Ricordo che avevo 13 anni, era Natale e non stavo bene: sapete, una di quelle influenze che ti prendono appena cominciano le vacanze. E così, la sera del 24 Dicembre, mi ero ritrovata sola mentre tutta la mia famiglia era alla messa di mezzanotte. Decisi di accendere la televisione. Convinta di conoscere a priori tutti programmi in onda sulle reti, rimasi colpita dal non trovare il solito film natalizio che ogni anno ci viene riproposto: errore? Avevano forse perso l’unica cassetta con sopra registrato “Una poltrona per due”? Chi lo sa…
E’ così che mi sono ritrovata davanti a quello che presto è diventato uno dei miei film preferiti in assoluto: The Nightmare Before Christmas! Affascinata. Sconcertata dal nuovo punto di vista che mi veniva proposto. Ho iniziato ad affezionarmi a quell’eroe che nel senso classico delle favole sarebbe finito per essere l’antagonista.. non riuscivo a crederci. Una magia aveva pervaso la casa, ed era la magia di Tim Burton.
Jack Skeletron è il re delle zucche della città di Halloween, ma si sente fuori luogo, incompreso, come la maggior parte dei protagonisti delle favole di Tim Burton.
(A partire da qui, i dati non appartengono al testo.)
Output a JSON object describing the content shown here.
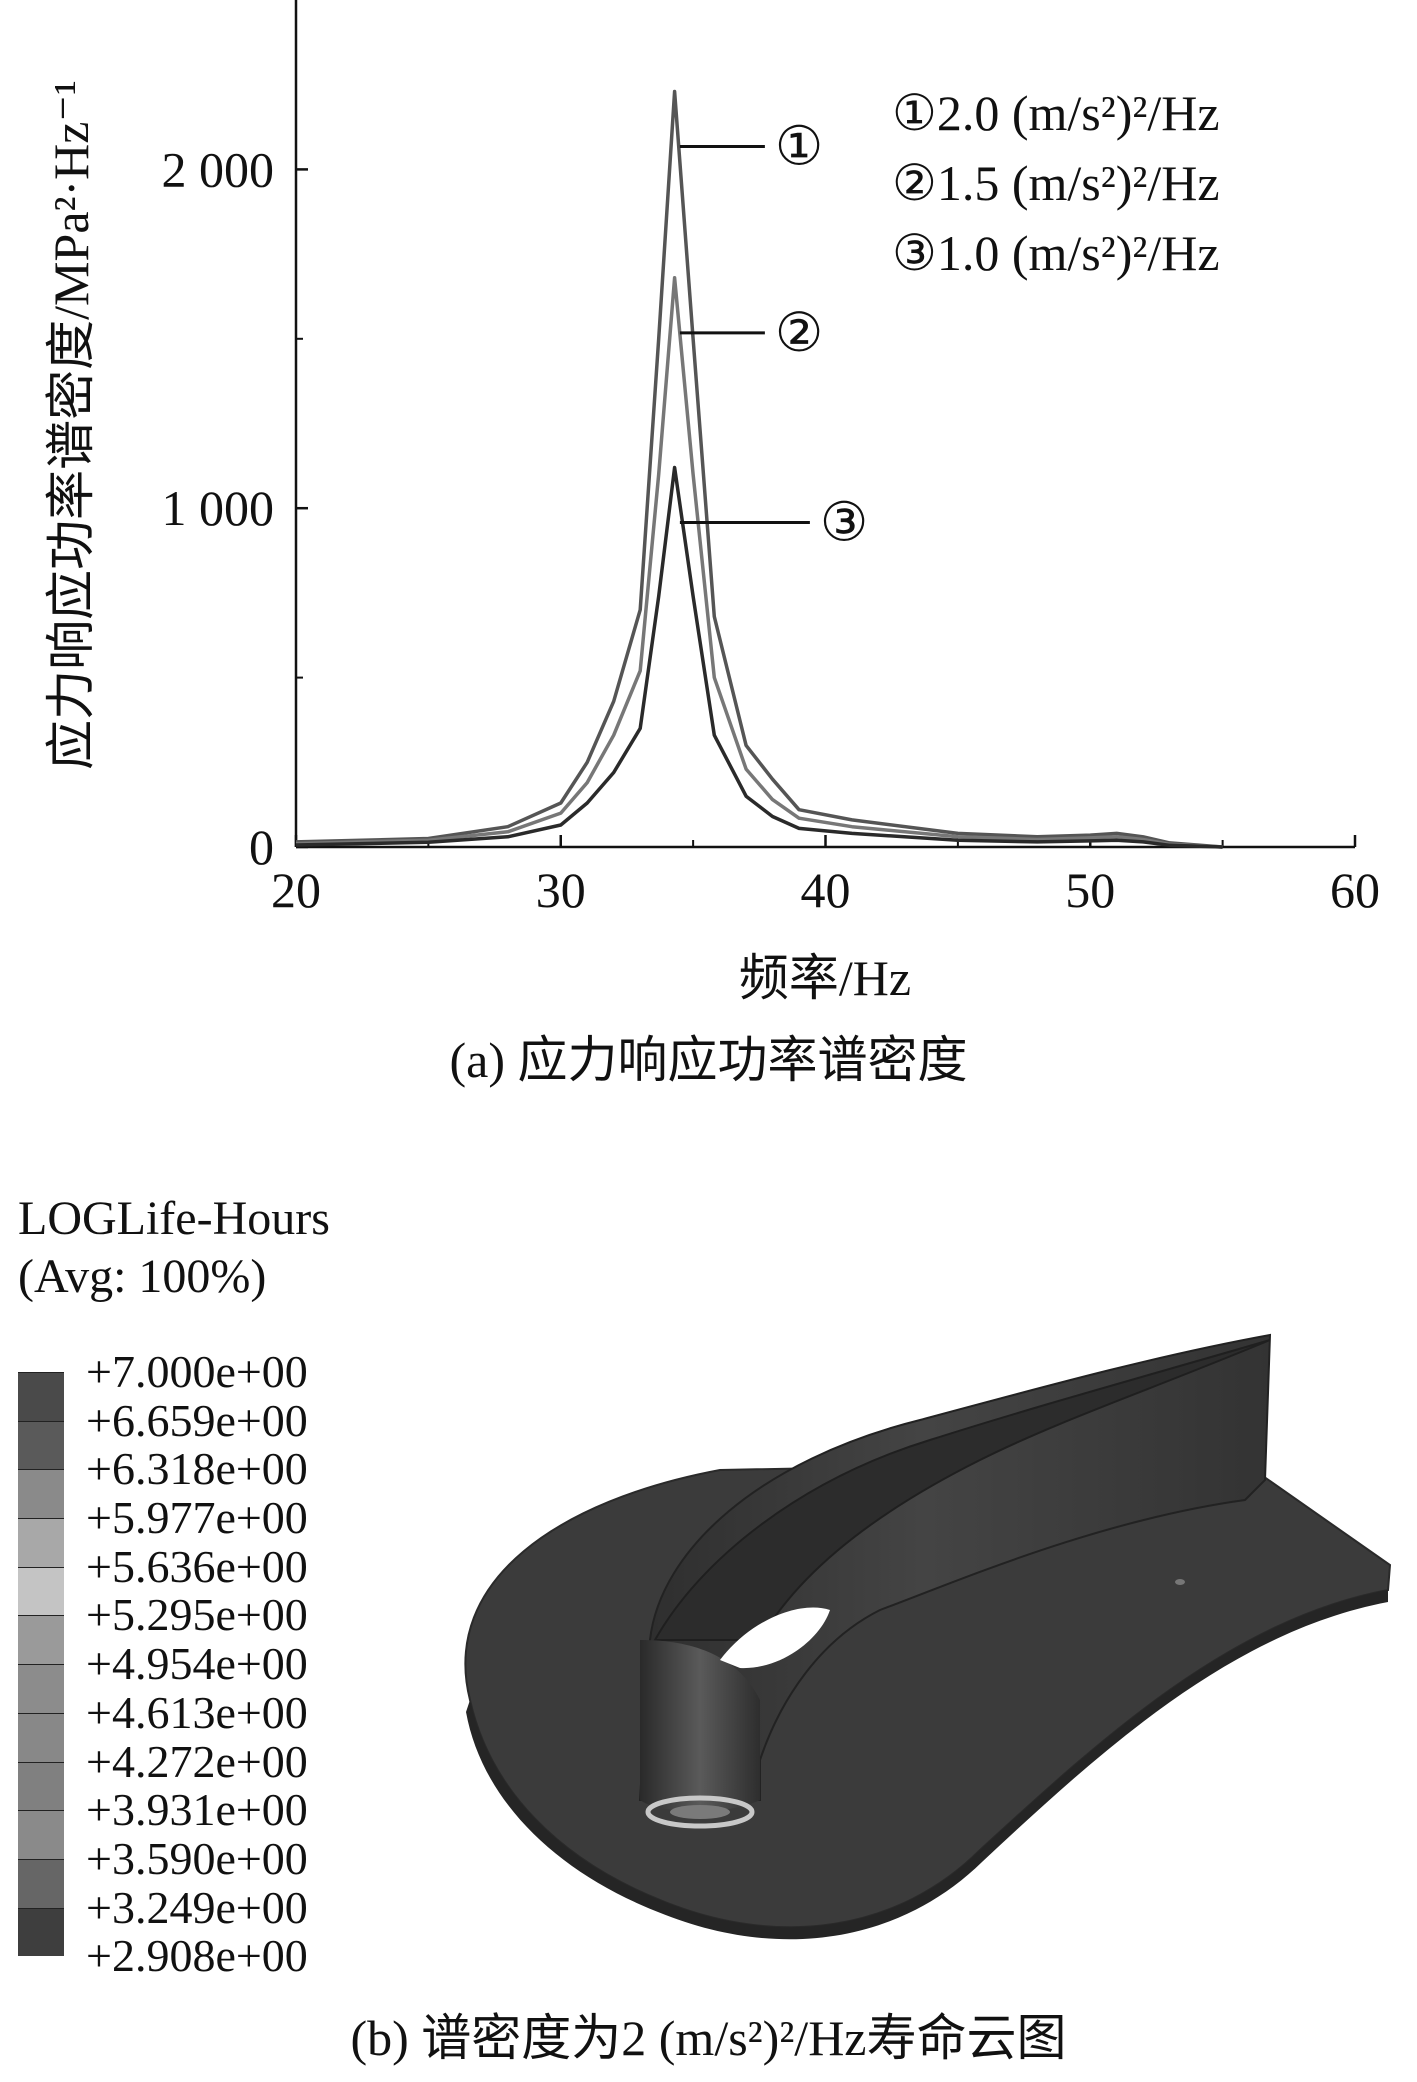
{
  "chart_data": {
    "type": "line",
    "title": "",
    "xlabel": "频率/Hz",
    "ylabel": "应力响应功率谱密度/MPa²·Hz⁻¹",
    "xlim": [
      20,
      60
    ],
    "ylim": [
      0,
      2500
    ],
    "xticks": [
      "20",
      "30",
      "40",
      "50",
      "60"
    ],
    "yticks": [
      "0",
      "1 000",
      "2 000"
    ],
    "legend_position": "top-right",
    "legend": [
      "①2.0 (m/s²)²/Hz",
      "②1.5 (m/s²)²/Hz",
      "③1.0 (m/s²)²/Hz"
    ],
    "series": [
      {
        "name": "①",
        "color": "#555555",
        "x": [
          20,
          25,
          28,
          30,
          31,
          32,
          33,
          33.7,
          34.3,
          35,
          35.8,
          37,
          38,
          39,
          41,
          45,
          48,
          50,
          51,
          52,
          53,
          55
        ],
        "y": [
          15,
          25,
          60,
          130,
          250,
          430,
          700,
          1500,
          2230,
          1500,
          680,
          300,
          200,
          110,
          80,
          40,
          30,
          35,
          40,
          30,
          12,
          0
        ]
      },
      {
        "name": "②",
        "color": "#777777",
        "x": [
          20,
          25,
          28,
          30,
          31,
          32,
          33,
          33.7,
          34.3,
          35,
          35.8,
          37,
          38,
          39,
          41,
          45,
          48,
          50,
          51,
          52,
          53,
          55
        ],
        "y": [
          10,
          20,
          45,
          100,
          190,
          330,
          520,
          1100,
          1680,
          1100,
          500,
          230,
          140,
          85,
          60,
          30,
          22,
          27,
          30,
          22,
          8,
          0
        ]
      },
      {
        "name": "③",
        "color": "#2a2a2a",
        "x": [
          20,
          25,
          28,
          30,
          31,
          32,
          33,
          33.7,
          34.3,
          35,
          35.8,
          37,
          38,
          39,
          41,
          45,
          48,
          50,
          51,
          52,
          53,
          55
        ],
        "y": [
          6,
          14,
          30,
          65,
          130,
          220,
          350,
          740,
          1120,
          740,
          330,
          150,
          90,
          55,
          40,
          20,
          15,
          18,
          20,
          15,
          5,
          0
        ]
      }
    ],
    "curve_labels": [
      "①",
      "②",
      "③"
    ]
  },
  "captions": {
    "a": "(a) 应力响应功率谱密度",
    "b": "(b) 谱密度为2 (m/s²)²/Hz寿命云图"
  },
  "contour_legend": {
    "title": "LOGLife-Hours",
    "subtitle": "(Avg: 100%)",
    "values": [
      "+7.000e+00",
      "+6.659e+00",
      "+6.318e+00",
      "+5.977e+00",
      "+5.636e+00",
      "+5.295e+00",
      "+4.954e+00",
      "+4.613e+00",
      "+4.272e+00",
      "+3.931e+00",
      "+3.590e+00",
      "+3.249e+00",
      "+2.908e+00"
    ],
    "colors": [
      "#4a4a4a",
      "#5a5a5a",
      "#8a8a8a",
      "#a8a8a8",
      "#c4c4c4",
      "#9a9a9a",
      "#8c8c8c",
      "#888888",
      "#808080",
      "#8a8a8a",
      "#666666",
      "#3e3e3e",
      "#303030"
    ]
  },
  "model": {
    "body_color": "#3c3c3c",
    "highlight_color": "#bdbdbd"
  }
}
E’ alla ricerca di qualcosa che dia un senso a tutto, trovando in risposta la città del Natale: non sarà questa a risolvere i problemi, ma i nuovi sentimenti che provocano nel protagonista sono sufficienti a salvarne l’animo e a dargli la speranza che vi sia qualcosa per cui vale lottare.
Lo spirito adolescente che si riconosce in Jack, ritrova in lui e nella sua storia una speranza e un sorriso: anche quelli che tutto il mondo giudica cattivi e che non sembrano avere scampo dai pregiudizi altrui, forse, se vogliono, possono ancora riscattarsi. Io lo trovo geniale.